Supportive living complexes may be unsafe, officials say
Over a quarter of residents in Alberta's supported living facilities may be unsafe because there is insufficient staffing and care for their complex medical needs, according to a recent study.
And the report - co-written by epidemiologists at the University of Calgary and University of Alberta - found seniors in these facilities were more than twice as likely to be rushed to an emergency ward or end up staying overnight in a hospital compared with nursing home patients who have round-the-clock nursing care.
"We have put some people in supported living when we should have known their condition could quickly deteriorate and there was a lack of medical oversight," author Colleen Maxwell said. "We do worry whether people with diabetes, heart conditions and dementia are slipping through the cracks."

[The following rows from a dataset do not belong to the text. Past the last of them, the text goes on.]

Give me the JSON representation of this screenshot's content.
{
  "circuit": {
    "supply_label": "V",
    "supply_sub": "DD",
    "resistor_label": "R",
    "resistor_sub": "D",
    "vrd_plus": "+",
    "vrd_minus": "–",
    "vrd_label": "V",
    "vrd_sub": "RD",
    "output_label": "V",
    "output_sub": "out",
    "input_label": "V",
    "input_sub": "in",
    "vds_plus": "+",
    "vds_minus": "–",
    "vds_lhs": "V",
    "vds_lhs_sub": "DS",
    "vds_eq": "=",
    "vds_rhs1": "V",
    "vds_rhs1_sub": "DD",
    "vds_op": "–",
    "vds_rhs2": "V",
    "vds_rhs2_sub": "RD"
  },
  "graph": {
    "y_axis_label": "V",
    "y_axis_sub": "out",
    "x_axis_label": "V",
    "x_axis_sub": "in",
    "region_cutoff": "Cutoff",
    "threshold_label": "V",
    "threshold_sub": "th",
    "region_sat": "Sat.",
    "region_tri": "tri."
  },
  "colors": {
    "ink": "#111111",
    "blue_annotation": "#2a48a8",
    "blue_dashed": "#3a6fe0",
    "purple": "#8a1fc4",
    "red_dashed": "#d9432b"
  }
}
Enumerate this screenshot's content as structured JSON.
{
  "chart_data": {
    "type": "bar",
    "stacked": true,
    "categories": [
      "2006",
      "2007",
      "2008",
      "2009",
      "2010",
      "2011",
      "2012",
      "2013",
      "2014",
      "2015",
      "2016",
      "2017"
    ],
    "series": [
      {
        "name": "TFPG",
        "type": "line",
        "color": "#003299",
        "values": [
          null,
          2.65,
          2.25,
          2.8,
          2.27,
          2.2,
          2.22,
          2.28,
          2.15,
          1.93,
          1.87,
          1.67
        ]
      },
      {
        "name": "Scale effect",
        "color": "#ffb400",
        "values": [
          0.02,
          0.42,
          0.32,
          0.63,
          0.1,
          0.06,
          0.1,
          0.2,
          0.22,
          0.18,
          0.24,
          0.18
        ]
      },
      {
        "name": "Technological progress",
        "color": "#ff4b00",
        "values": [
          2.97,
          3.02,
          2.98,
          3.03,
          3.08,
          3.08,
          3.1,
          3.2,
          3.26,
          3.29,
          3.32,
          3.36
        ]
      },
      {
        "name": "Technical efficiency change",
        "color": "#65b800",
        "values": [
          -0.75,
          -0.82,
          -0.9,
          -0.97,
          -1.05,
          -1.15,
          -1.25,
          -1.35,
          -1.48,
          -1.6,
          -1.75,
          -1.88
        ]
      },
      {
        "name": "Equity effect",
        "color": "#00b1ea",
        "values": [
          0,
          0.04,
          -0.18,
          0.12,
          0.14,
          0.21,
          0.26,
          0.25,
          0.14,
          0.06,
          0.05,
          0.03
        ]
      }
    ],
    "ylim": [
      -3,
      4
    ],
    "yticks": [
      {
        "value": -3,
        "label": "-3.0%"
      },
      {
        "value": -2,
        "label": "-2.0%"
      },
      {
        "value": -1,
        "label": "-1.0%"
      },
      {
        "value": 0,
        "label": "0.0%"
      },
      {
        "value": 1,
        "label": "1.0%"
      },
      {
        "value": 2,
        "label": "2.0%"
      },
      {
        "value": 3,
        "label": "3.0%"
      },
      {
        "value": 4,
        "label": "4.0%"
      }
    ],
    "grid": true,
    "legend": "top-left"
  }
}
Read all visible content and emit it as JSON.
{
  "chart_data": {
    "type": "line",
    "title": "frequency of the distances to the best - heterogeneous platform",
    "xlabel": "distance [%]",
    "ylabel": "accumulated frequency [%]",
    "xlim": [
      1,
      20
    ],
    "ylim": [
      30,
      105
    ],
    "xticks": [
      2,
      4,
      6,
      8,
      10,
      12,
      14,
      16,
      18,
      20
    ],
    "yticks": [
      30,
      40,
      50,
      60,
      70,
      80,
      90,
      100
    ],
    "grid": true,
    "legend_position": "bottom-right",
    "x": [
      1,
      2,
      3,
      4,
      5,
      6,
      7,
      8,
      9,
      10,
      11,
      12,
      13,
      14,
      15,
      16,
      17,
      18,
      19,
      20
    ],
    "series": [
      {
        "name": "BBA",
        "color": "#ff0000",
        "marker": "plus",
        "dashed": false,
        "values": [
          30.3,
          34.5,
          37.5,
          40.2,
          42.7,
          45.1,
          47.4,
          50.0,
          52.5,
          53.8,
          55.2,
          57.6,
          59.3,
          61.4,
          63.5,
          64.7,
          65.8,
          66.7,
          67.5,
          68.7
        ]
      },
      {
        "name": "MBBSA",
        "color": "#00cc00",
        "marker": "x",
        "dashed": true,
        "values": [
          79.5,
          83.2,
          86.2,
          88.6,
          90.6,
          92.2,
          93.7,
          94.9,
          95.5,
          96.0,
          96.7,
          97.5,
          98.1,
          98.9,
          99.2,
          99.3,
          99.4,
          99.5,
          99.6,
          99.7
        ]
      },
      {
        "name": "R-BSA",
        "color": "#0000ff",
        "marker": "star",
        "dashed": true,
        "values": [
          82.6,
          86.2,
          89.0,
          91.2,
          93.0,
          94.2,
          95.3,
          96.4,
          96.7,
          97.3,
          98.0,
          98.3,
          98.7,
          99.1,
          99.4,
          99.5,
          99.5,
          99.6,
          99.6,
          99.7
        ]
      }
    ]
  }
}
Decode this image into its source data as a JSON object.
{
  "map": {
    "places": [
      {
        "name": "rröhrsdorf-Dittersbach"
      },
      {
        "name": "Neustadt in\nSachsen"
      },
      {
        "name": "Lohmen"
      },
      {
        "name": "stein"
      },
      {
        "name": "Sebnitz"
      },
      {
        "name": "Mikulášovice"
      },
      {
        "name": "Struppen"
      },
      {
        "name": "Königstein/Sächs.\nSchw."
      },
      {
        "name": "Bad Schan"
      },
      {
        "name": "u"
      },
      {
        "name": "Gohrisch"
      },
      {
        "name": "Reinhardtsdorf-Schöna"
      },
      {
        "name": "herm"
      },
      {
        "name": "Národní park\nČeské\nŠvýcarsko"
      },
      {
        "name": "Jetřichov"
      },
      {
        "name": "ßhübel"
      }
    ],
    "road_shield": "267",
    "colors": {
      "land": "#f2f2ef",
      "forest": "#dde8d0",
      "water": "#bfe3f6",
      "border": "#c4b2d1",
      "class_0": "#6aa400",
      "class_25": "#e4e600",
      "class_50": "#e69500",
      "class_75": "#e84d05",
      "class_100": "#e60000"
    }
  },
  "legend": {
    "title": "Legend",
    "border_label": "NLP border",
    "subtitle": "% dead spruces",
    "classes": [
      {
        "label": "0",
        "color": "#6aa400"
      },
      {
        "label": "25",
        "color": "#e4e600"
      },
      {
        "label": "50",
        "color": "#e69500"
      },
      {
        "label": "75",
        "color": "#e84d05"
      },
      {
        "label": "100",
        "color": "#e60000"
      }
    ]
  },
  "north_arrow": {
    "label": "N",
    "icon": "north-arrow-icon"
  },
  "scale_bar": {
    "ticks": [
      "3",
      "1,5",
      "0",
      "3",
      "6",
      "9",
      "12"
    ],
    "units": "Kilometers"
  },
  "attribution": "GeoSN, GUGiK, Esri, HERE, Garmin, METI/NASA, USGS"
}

Maxwell, a former U of C researcher who is now a professor at the University of Waterloo's school of public health, said she was surprised to find that over half the residents in sup-ported living facilities were medically unstable and nearly 60 per cent had been diagnosed with dementia.
But the facilities were much less likely to have the medical expertise to handle these conditions than nursing homes. Only 34 per cent had doctors who were formally affiliated with the facility. Less than half had a licensed practical nurse on duty at all times.
"Everybody wants a more home-like environment and likes the idea of aging in place," Maxwell said, "but as with the experience in the United States, there are questions about whether a supported living facility can respond to prevent ad-verse events."
The survey of over 2,000 residents - half in supported living facilities and half in nursing homes - showed marked differences in how residents accessed medical care and what it cost the system.
In the previous 90 days, patients in a long-term care setting were 50 per cent more likely to have seen a doctor, but they were less than half as likely to have been hospitalized or to have visited an ER.
"Once someone has a hip fracture, they have to go the ER," Maxwell said. "The question is, was everything was done at the facility to prevent that fall."
She said the survey also found residents in supported living paid higher fees, faced additional costs for health-related supplies and services and that family caregivers were expected to bear more of the burden of care.
"There is this off-loading of costs and care on to family members," she said.
"Many told us they enjoyed getting involved, but there is a limit beyond which we can expect caregiver burn-out or the exhaustion of financial resources."
Liberal health critic Dr. David Swann said the findings raise serious questions about the province's continuing care strategy and its focus on adding more supported living beds instead of nursing home spaces.
"If the government wants people to age in place, they need to ensure they are getting adequate medical attention," Swann said.
"When patients end up in ERs and hospitals, it's neither the best care nor is it the most cost-effective for the system."
In the wake of conflicting numbers from the seniors ministry about the number of nursing home beds, Health Minister Fred Horne released figures this week that show Alberta has 50 fewer spaces today than it did four years ago, when the province promised it would add hundreds of new beds to eliminate hospital gridlock and shorten ER waits.
Wildrose health critic Heather Forsyth said she was troubled by the decline in the number of nursing home beds and the government's difficulty in pinning down an exact number.